The report also identifies some of the worst practices, with no companies' climate programmes rated to have a high or even reasonable level of integrity. Chinese fast fashion brand Shein and Japanese carmaker Toyota were deemed to have "very low" integrity. Climate commitments in the automotive sector were rated as critically insufficient due to the absence of specific commitments to reduce emissions and the lack of progress to phase out internal combustion engines.
Shein's 2030 targets allow the ultra fast fashion brand to more than double its emissions compared to 2021, and the company's 2030 targets are not Paris-aligned. Tech firms are relying on market-based accounting for Scope 2 emission calculations, which allows them to claim a reduction in emissions from activities such as buying renewable energy certificates (RECs), even when their actual, location-based emissions may not have dropped at all. All of the tech firms in the study - Amazon, Apple, Google, Meta, and Microsoft use the market-based accounting approach.

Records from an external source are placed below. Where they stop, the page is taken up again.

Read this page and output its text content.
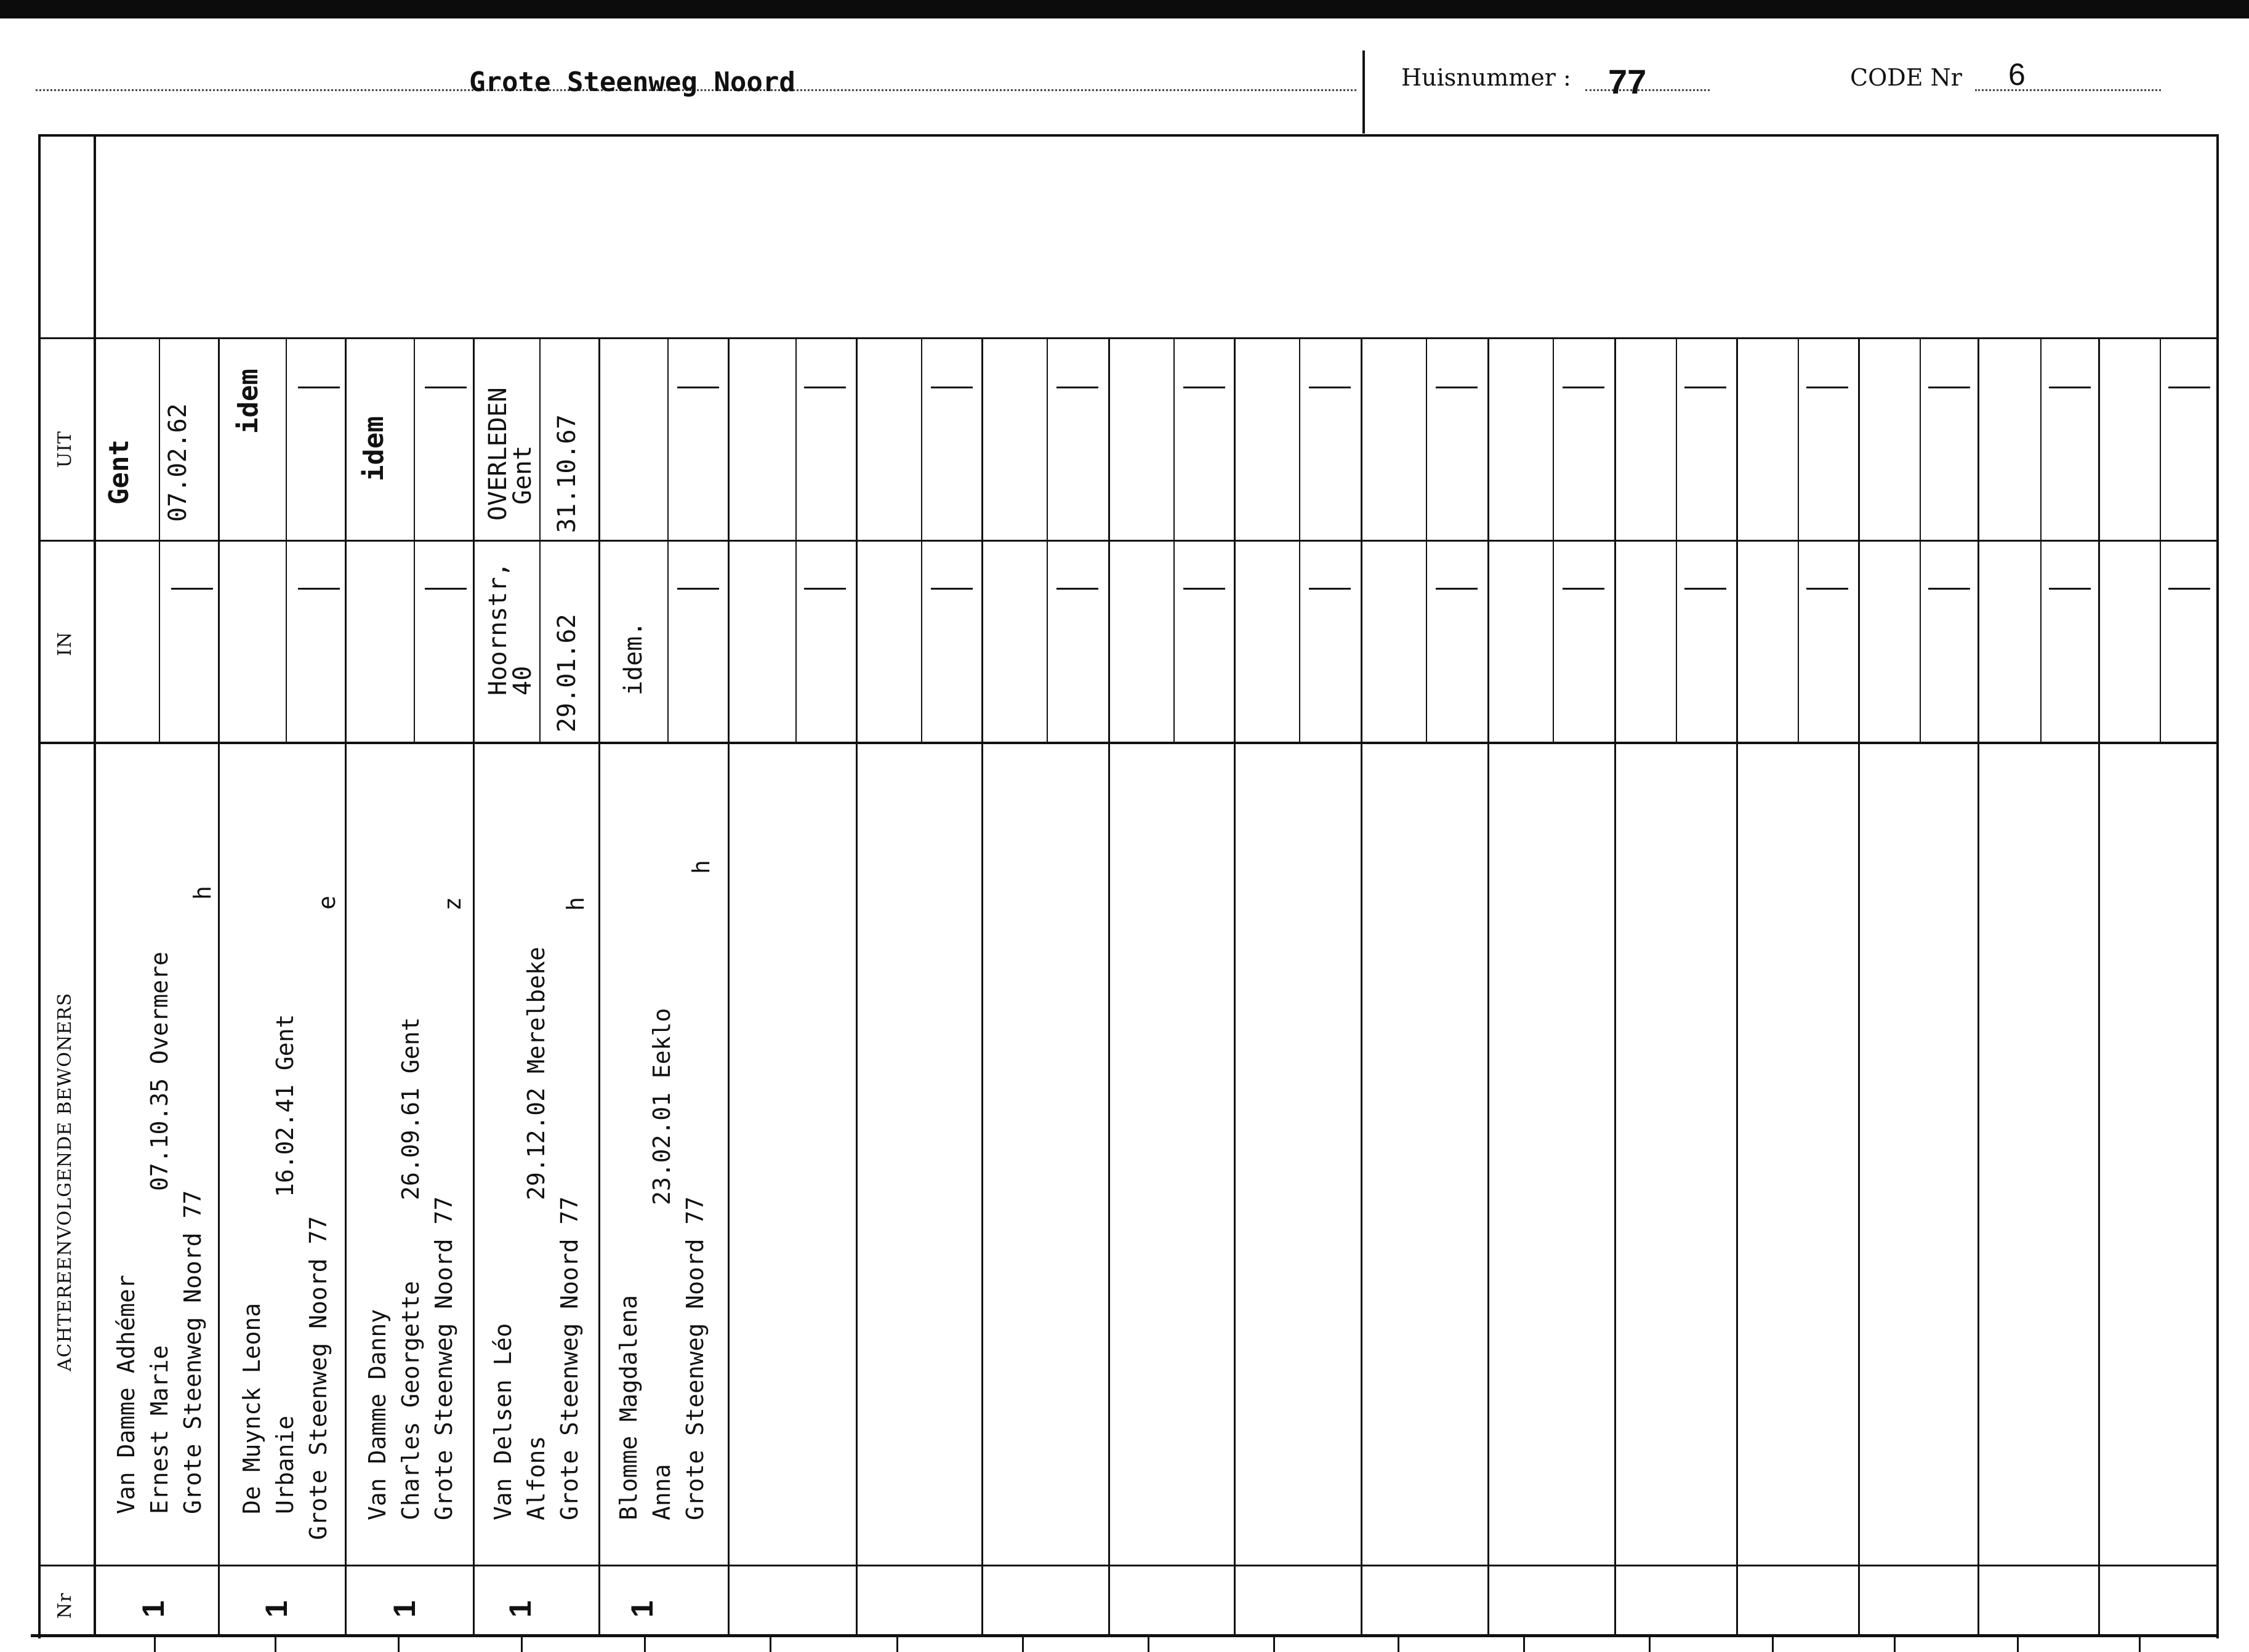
Grote Steenweg Noord	Huisnummer : 77	CODE Nr 6
UIT
IN
ACHTEREENVOLGENDE BEWONERS
Nr 1
Van Damme Adhémer Ernest Marie
07.10.35 Overmere
Grote Steenweg Noord 77
h
Gent 07.02.62
1
De Muynck Leona Urbanie
16.02.41 Gent
Grote Steenweg Noord 77
e
idem
1
Van Damme Danny Charles Georgette
26.09.61 Gent
Grote Steenweg Noord 77
z
idem
1
Van Delsen Léo Alfons
29.12.02 Merelbeke
Grote Steenweg Noord 77
h
Hoornstr,
40 29.01.62
OVERLEDEN
Gent 31.10.67
1
Blomme Magdalena Anna
23.02.01 Eeklo
Grote Steenweg Noord 77
h
idem.
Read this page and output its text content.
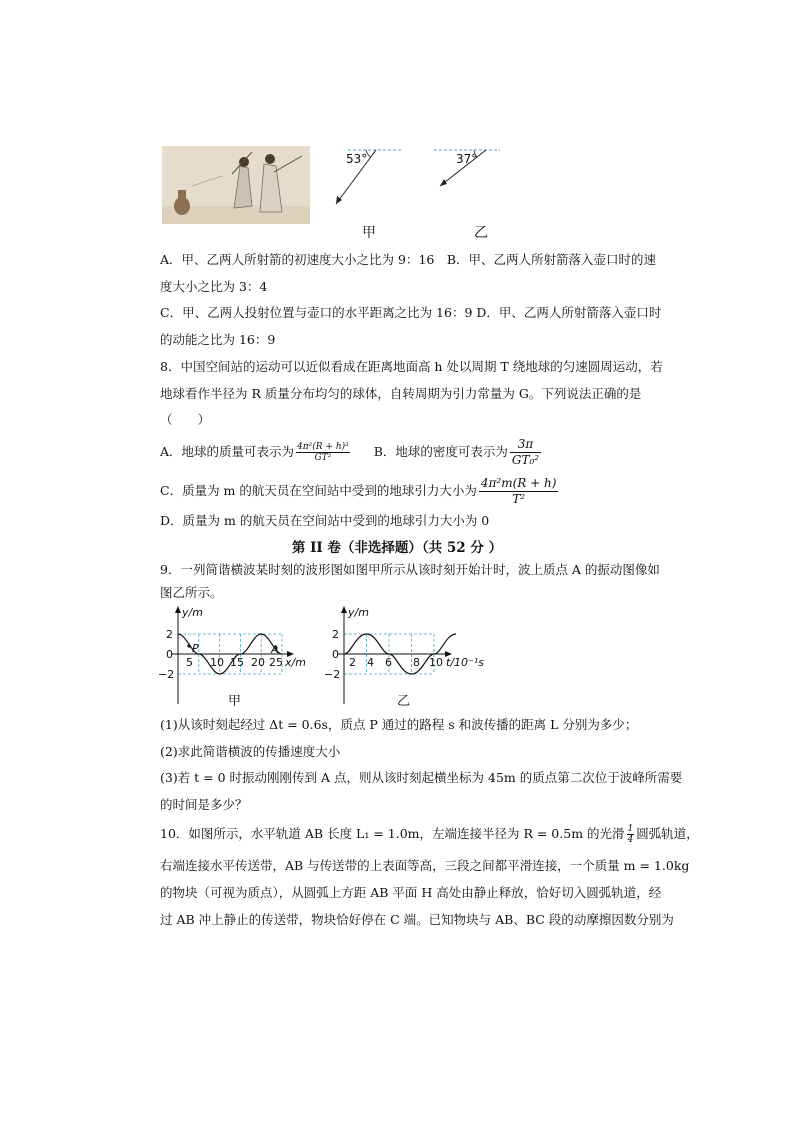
53°	37°
甲	乙
A．甲、乙两人所射箭的初速度大小之比为 9：16　B．甲、乙两人所射箭落入壶口时的速
度大小之比为 3：4
C．甲、乙两人投射位置与壶口的水平距离之比为 16：9 D．甲、乙两人所射箭落入壶口时
的动能之比为 16：9
8．中国空间站的运动可以近似看成在距离地面高 h 处以周期 T 绕地球的匀速圆周运动，若
地球看作半径为 R 质量分布均匀的球体，自转周期为引力常量为 G。下列说法正确的是
（　　）
A．地球的质量可表示为 $\frac{\text{4π²(R + h)³}}{\text{GT²}}$ B．地球的密度可表示为 $\frac{3\pi}{\text{GT₀²}}$
C．质量为 m 的航天员在空间站中受到的地球引力大小为 $\frac{\text{4π²m(R + h)}}{\text{T²}}$
D．质量为 m 的航天员在空间站中受到的地球引力大小为 0
第 II 卷（非选择题）（共 52 分 ）
9．一列简谐横波某时刻的波形图如图甲所示从该时刻开始计时，波上质点 A 的振动图像如
图乙所示。
y/m
2
0
−2
5 10 15 20 25 x/m
P	A
甲
y/m
2
0
−2
2 4 6 8 10 t/10⁻¹s
乙
(1)从该时刻起经过 Δt = 0.6s，质点 P 通过的路程 s 和波传播的距离 L 分别为多少；
(2)求此简谐横波的传播速度大小
(3)若 t = 0 时振动刚刚传到 A 点，则从该时刻起横坐标为 45m 的质点第二次位于波峰所需要
的时间是多少？
10．如图所示，水平轨道 AB 长度 L₁ = 1.0m，左端连接半径为 R = 0.5m 的光滑 $\frac{1}{4}$ 圆弧轨道，
右端连接水平传送带，AB 与传送带的上表面等高，三段之间都平滑连接，一个质量 m = 1.0kg
的物块（可视为质点），从圆弧上方距 AB 平面 H 高处由静止释放，恰好切入圆弧轨道，经
过 AB 冲上静止的传送带，物块恰好停在 C 端。已知物块与 AB、BC 段的动摩擦因数分别为
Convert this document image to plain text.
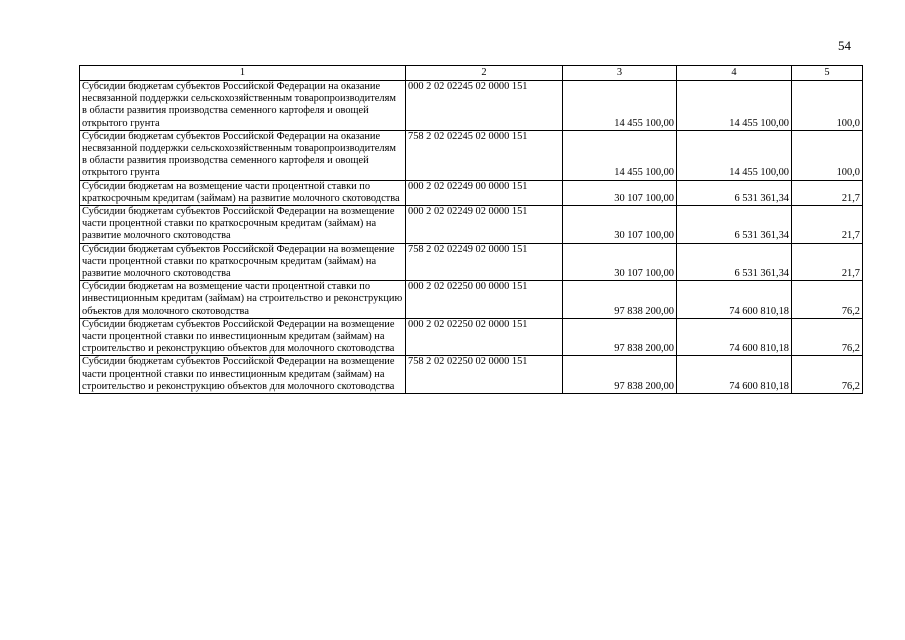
54
1	2	3	4	5
Субсидии бюджетам субъектов Российской Федерации на оказание несвязанной поддержки сельскохозяйственным товаропроизводителям в области развития производства семенного картофеля и овощей открытого грунта	000 2 02 02245 02 0000 151	14 455 100,00	14 455 100,00	100,0
Субсидии бюджетам субъектов Российской Федерации на оказание несвязанной поддержки сельскохозяйственным товаропроизводителям в области развития производства семенного картофеля и овощей открытого грунта	758 2 02 02245 02 0000 151	14 455 100,00	14 455 100,00	100,0
Субсидии бюджетам на возмещение части процентной ставки по краткосрочным кредитам (займам) на развитие молочного скотоводства	000 2 02 02249 00 0000 151	30 107 100,00	6 531 361,34	21,7
Субсидии бюджетам субъектов Российской Федерации на возмещение части процентной ставки по краткосрочным кредитам (займам) на развитие молочного скотоводства	000 2 02 02249 02 0000 151	30 107 100,00	6 531 361,34	21,7
Субсидии бюджетам субъектов Российской Федерации на возмещение части процентной ставки по краткосрочным кредитам (займам) на развитие молочного скотоводства	758 2 02 02249 02 0000 151	30 107 100,00	6 531 361,34	21,7
Субсидии бюджетам на возмещение части процентной ставки по инвестиционным кредитам (займам) на строительство и реконструкцию объектов для молочного скотоводства	000 2 02 02250 00 0000 151	97 838 200,00	74 600 810,18	76,2
Субсидии бюджетам субъектов Российской Федерации на возмещение части процентной ставки по инвестиционным кредитам (займам) на строительство и реконструкцию объектов для молочного скотоводства	000 2 02 02250 02 0000 151	97 838 200,00	74 600 810,18	76,2
Субсидии бюджетам субъектов Российской Федерации на возмещение части процентной ставки по инвестиционным кредитам (займам) на строительство и реконструкцию объектов для молочного скотоводства	758 2 02 02250 02 0000 151	97 838 200,00	74 600 810,18	76,2
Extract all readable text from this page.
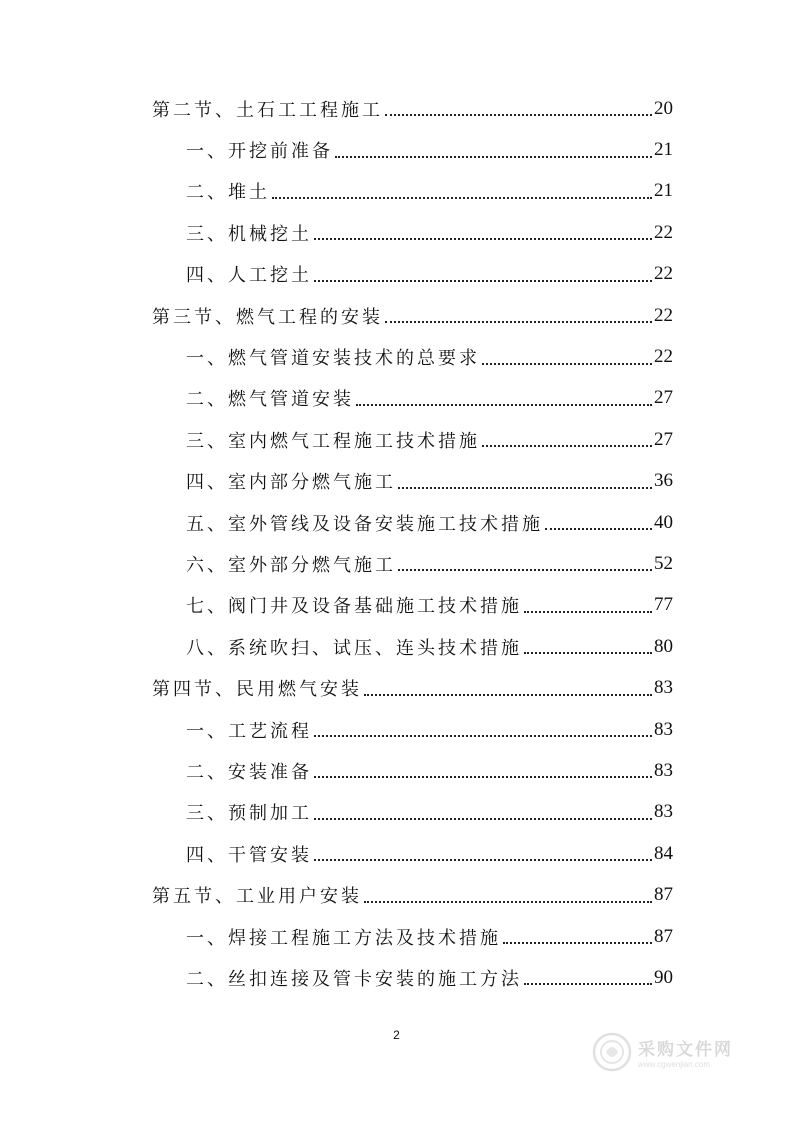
第二节、土石工工程施工	20
一、开挖前准备	21
二、堆土	21
三、机械挖土	22
四、人工挖土	22
第三节、燃气工程的安装	22
一、燃气管道安装技术的总要求	22
二、燃气管道安装	27
三、室内燃气工程施工技术措施	27
四、室内部分燃气施工	36
五、室外管线及设备安装施工技术措施	40
六、室外部分燃气施工	52
七、阀门井及设备基础施工技术措施	77
八、系统吹扫、试压、连头技术措施	80
第四节、民用燃气安装	83
一、工艺流程	83
二、安装准备	83
三、预制加工	83
四、干管安装	84
第五节、工业用户安装	87
一、焊接工程施工方法及技术措施	87
二、丝扣连接及管卡安装的施工方法	90
2
采购文件网
www.cgwenjian.com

In summary, while some good practices exist and awareness is increasing, the 2025 Corporate Climate Responsibility Monitor concludes that major companies in these sectors must significantly improve transparency, ambition, and implementation to meet the scale of emissions reduction required for the Paris Agreement. The report calls for more stringent regulation to make credible corporate climate action a business necessity.
- The Corporate Climate Responsibility Monitor (CCRM) 2025 revealed that major tech companies, such as Amazon, Apple, Google, Meta, and Microsoft, are criticized for insufficient climate strategies that do not align with 1.5°C pathways.
- In the fashion sector, brands like adidas, H&M, Inditex, lululemon, and Shein are under scrutiny for undermining climate pledges through poor emissions accounting and vague commitments.
- The report also highlights the need for transparency, ambition, and implementation improvements in the agrifood sector, including Danone, JBS, Mars, Nestlé, and PepsiCo, to meet the scale of emissions reduction required for the Paris Agreement.
- Benja Faecks, an expert on global carbon markets, recommends a strong regulatory framework to ensure that private sector companies take real climate action without engaging in greenwashing, and obliges agrifood companies to set separate targets for carbon removal and reduction.
- The investigation found that the decarbonization pledges of 20 large firms in the technology, fashion, automotive, and agrifood sectors are falling short of 2030 global climate goals, and no companies evaluated achieved top marks, emphasizing the need for more stringent regulation to make credible corporate climate action a business necessity.